The Gospels speak to us of texts formed in, and formative of, the earliest Christian communities of faith. Translation into modern idiom must not distort the reality of their origins in places and cultures different from our own. The Nag Hammadi texts are testimony to the continuity of faith in the Coptic Church that is older than almost any other.

Today, we should pray for our Coptic brothers and sisters as they face persecution. Equally, we should be ready to learn from their ancient, apostolic tradition, and its history of continuity and reform. They can remind us of wisdom that is ancient and yet fresh in its freedom from the need to respond to obsession with the modern self.

Finally, John points us to the primary context in which the Gospels become live and intelligible as the source of our evangelistic life: the Church at worship.
 There are two clues. “A week later” tells us that we again encounter Jesus on a Sunday — resurrection day. We are in a house, behind closed doors: this is the primitive Church.

Second, Thomas responds, not with definition, but with doxology: “My Lord and my God.” Worship is how we encounter the truth of the resurrection.

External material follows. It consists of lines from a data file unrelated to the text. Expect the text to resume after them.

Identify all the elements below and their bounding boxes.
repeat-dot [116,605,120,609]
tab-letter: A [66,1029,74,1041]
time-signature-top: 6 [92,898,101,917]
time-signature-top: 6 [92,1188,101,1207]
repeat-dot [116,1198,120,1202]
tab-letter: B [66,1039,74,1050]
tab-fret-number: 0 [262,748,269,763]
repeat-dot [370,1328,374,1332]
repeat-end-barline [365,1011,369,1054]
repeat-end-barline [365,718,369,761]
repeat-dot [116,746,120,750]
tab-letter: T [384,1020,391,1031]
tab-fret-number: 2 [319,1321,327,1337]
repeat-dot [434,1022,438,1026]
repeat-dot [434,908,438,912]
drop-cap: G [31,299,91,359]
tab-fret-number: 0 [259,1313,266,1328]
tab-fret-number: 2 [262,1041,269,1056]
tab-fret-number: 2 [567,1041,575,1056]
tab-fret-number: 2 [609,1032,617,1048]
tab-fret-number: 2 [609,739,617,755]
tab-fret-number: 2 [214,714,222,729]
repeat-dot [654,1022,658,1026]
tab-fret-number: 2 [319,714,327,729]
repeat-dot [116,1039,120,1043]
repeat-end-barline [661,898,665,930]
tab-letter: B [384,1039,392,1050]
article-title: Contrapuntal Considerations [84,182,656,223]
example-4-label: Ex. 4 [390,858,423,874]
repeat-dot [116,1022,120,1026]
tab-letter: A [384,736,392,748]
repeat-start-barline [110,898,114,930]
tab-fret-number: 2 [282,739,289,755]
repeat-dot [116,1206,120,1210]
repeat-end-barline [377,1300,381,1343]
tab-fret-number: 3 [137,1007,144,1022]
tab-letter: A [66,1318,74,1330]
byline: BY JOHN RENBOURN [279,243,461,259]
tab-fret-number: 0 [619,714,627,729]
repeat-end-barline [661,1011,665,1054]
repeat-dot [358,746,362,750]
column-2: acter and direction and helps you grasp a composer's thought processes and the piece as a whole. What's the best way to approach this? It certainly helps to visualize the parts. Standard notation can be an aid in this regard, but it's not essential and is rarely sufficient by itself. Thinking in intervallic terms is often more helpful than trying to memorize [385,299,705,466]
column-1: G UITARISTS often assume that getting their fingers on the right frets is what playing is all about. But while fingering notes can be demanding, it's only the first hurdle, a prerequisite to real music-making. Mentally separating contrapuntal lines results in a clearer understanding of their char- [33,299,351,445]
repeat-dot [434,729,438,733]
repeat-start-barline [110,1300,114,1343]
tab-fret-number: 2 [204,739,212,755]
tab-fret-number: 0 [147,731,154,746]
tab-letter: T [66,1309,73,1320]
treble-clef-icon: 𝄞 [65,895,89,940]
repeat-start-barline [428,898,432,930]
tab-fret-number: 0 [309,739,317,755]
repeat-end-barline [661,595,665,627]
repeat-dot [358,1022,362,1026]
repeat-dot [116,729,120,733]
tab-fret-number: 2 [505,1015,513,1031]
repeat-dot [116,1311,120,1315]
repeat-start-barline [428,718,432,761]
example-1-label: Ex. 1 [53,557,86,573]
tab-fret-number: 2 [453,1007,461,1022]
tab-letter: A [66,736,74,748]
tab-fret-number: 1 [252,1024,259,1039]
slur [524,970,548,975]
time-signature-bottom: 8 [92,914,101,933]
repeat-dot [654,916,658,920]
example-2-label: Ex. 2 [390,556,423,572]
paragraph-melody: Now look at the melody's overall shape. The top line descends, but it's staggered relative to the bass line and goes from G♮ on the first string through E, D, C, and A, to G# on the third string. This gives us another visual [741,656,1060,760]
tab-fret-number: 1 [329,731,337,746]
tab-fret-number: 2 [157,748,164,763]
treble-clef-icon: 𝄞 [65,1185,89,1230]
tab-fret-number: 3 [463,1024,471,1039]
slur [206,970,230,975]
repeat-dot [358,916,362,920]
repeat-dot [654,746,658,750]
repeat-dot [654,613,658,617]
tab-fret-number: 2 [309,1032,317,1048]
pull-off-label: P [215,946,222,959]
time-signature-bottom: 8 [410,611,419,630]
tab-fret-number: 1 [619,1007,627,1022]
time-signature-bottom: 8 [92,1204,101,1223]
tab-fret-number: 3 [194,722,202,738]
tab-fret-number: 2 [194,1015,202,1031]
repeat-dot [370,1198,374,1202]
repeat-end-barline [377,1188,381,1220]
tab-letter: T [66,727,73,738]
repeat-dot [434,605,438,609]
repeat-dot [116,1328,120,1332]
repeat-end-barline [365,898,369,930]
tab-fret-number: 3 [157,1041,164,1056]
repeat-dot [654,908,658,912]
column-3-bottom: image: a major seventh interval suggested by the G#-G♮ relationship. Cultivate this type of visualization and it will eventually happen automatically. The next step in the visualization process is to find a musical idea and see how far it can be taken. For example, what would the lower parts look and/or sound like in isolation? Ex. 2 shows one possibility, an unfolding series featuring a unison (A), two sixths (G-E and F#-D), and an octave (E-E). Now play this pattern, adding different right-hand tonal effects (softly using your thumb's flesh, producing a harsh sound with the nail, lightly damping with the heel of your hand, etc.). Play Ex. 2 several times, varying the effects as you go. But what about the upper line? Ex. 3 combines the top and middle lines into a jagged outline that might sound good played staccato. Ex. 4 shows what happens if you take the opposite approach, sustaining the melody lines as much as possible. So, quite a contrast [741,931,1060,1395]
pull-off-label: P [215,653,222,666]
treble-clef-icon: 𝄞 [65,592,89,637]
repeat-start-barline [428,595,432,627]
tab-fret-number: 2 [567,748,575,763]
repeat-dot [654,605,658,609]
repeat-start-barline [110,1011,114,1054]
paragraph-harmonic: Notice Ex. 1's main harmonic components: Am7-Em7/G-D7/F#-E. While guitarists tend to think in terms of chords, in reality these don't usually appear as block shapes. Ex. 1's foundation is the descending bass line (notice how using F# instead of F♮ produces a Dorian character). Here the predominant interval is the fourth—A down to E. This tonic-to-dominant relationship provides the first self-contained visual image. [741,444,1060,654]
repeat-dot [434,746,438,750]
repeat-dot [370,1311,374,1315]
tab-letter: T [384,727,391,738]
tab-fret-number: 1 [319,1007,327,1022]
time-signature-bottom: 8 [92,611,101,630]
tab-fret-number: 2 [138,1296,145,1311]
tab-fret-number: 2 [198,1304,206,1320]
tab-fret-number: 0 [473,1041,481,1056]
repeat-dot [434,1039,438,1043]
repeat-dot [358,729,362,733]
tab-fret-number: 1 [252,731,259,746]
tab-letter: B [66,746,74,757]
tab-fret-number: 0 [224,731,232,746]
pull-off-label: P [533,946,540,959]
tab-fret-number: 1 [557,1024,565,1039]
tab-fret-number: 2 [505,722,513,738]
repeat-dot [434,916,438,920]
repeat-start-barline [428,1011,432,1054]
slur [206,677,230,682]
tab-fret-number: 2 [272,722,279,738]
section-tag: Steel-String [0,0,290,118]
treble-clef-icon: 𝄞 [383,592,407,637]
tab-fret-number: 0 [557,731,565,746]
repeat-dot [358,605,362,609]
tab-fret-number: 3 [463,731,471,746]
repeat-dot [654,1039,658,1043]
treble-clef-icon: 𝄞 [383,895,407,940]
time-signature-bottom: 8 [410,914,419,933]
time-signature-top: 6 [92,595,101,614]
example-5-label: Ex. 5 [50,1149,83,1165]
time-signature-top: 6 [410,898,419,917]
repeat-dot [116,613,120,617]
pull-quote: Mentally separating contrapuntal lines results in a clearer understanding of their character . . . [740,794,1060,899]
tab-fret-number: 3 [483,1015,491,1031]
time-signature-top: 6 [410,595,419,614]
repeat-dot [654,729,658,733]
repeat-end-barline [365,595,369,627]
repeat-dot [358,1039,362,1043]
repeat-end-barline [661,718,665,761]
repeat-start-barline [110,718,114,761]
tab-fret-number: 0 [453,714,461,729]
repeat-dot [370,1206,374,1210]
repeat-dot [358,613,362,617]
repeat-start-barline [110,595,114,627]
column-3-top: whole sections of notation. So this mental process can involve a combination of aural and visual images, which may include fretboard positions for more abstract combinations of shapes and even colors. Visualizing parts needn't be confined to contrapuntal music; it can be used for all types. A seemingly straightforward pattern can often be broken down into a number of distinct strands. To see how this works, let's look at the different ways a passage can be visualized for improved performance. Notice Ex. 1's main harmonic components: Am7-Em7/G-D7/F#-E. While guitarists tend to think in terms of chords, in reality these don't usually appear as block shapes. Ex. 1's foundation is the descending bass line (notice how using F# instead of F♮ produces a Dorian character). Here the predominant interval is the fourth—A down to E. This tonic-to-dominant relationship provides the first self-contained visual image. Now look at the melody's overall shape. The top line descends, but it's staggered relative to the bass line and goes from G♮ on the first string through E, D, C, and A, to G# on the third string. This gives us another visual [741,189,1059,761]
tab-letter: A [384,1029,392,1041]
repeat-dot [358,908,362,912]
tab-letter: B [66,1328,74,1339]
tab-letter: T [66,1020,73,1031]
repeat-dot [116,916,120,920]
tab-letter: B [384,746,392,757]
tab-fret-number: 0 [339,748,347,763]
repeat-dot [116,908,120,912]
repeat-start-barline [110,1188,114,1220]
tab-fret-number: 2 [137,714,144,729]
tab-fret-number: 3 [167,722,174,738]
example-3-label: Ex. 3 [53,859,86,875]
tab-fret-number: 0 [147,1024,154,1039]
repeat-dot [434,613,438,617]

This is the Gospel of the Lord: Praise to you, O Christ!


Habakkuk 2:1-4

1 I will stand at my watch and station myself on the ramparts; I will look to see what he will say to me, and what answer I am to give to this complaint. 2 Then the LORD replied: Write down the revelation and make it plain on tablets so that a herald may run with it. 3 For the revelation awaits an appointed time; it speaks of the end and will not prove false. Though it linger, wait for it; it will certainly come and will not delay. 4See, he is puffed up; his desires are not upright— but the righteous will live by his faith.

Ephesians 2:19 to end

19 Consequently, you are no longer foreigners and aliens, but fellow-citizens with God's people and members of God's household, 20 built on the foundation of the apostles and prophets, with Christ Jesus himself as the chief cornerstone. 21 In him the whole building is joined together and rises to become a holy temple in the Lord. 22 And in him you too are being built together to become a dwelling in which God lives by his Spirit.

John 20:24-29

24 Now Thomas (called Didymus), one of the Twelve, was not with the disciples when Jesus came. 25 So the other disciples told him, We have seen the Lord! But he said to them, Unless I see the nail marks in his hands and put my finger where the nails were, and put my hand into his side, I will not believe it. 26 A week later his disciples were in the house again, and Thomas was with them. Though the doors were locked, Jesus came and stood among them and said, Peace be with you! 27 Then he said to Thomas, Put your finger here; see my hands. Reach out your hand and put it into my side. Stop doubting and believe. 28 Thomas said to him, My Lord and my God! 29 Then Jesus told him, Because you have seen me, you have believed; blessed are those who have not seen and yet have believed.